Efficiency Link to heading

It is worth mentioning that we share a single Semi-Separable matrix for the forward and backward direction. Because of this, Hydra introduces only a few more parameters (the diagonal matrix D) than Mamba2.

Unfortunately, the authors do not provide any empirical results on the runtime or memory usage of Hydra. But since it uses the same building block as Mamba2, we can expect it to give us gains especially on long sequences. I would like to see some benchmarks on the runtime and memory, especially compared to FlashAttention

Performance Link to heading

On the reported benchmarks, the performance of Hydra was higher than BERT across all tasks, with a couple of exceptions. Just having an alternative to bidirectional attention that is on par with BERT is a huge win.
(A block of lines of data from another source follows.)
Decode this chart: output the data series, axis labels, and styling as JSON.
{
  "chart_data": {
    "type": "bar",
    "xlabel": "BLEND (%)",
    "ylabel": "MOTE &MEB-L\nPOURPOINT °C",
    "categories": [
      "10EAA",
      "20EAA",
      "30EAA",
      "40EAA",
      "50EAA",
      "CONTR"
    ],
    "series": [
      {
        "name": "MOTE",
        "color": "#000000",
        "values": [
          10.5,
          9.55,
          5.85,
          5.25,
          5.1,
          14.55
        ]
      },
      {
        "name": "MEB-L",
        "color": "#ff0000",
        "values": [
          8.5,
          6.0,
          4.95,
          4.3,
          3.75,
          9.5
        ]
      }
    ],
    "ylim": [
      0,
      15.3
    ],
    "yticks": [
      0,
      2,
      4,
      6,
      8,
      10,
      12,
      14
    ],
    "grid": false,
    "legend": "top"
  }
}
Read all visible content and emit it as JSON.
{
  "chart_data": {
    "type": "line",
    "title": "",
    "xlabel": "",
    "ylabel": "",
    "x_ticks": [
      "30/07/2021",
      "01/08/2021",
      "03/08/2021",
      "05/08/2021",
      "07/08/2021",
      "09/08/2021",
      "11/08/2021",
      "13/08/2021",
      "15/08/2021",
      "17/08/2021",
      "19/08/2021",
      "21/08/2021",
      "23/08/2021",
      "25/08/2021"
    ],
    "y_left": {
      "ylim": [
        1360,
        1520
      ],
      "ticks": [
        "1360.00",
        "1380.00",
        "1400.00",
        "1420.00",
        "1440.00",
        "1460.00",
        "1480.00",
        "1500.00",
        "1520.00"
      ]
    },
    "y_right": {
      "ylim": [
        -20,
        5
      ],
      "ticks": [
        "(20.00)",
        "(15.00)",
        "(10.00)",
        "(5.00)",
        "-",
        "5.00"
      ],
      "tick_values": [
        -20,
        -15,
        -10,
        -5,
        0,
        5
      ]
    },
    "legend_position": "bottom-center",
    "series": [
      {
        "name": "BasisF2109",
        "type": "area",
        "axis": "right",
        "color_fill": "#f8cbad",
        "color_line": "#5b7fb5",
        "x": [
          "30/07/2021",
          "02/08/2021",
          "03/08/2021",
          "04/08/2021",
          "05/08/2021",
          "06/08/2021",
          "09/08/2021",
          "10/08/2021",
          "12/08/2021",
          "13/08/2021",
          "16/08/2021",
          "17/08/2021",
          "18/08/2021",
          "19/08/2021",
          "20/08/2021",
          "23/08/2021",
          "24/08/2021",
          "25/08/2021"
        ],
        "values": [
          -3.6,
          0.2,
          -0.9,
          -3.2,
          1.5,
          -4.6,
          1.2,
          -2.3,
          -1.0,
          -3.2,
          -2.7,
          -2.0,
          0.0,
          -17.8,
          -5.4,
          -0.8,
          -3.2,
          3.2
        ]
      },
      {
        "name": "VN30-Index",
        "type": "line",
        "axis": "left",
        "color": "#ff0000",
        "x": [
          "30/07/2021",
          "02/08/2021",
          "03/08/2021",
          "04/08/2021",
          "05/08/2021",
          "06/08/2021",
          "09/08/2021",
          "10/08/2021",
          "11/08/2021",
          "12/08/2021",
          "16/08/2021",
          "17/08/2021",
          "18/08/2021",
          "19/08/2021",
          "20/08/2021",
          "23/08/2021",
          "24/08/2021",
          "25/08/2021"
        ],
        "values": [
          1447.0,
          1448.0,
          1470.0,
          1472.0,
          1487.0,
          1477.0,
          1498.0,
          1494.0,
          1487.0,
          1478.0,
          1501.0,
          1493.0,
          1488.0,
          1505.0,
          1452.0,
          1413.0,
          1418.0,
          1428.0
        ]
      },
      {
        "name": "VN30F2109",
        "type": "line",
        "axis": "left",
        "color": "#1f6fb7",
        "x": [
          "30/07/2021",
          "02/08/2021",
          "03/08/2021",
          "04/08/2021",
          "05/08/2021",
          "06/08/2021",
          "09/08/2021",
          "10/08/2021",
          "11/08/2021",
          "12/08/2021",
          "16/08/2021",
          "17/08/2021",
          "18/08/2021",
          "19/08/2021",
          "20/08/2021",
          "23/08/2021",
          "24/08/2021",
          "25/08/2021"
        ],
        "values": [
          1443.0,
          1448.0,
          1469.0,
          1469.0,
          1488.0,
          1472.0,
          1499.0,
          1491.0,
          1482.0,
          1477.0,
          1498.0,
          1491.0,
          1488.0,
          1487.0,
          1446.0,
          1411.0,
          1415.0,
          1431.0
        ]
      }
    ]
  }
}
Conclusion Link to heading

It is nice to see adaptation of SSMs also to bidirectional models. The research is only in its early stages, and only time will tell if Hydra will be applied in practice. There is a lot of research on hybrid models that combine State Space Models with Attention; especially the combination of Hydra and M2 could result in a powerful model that can handle extremely long sequences and still remain efficient.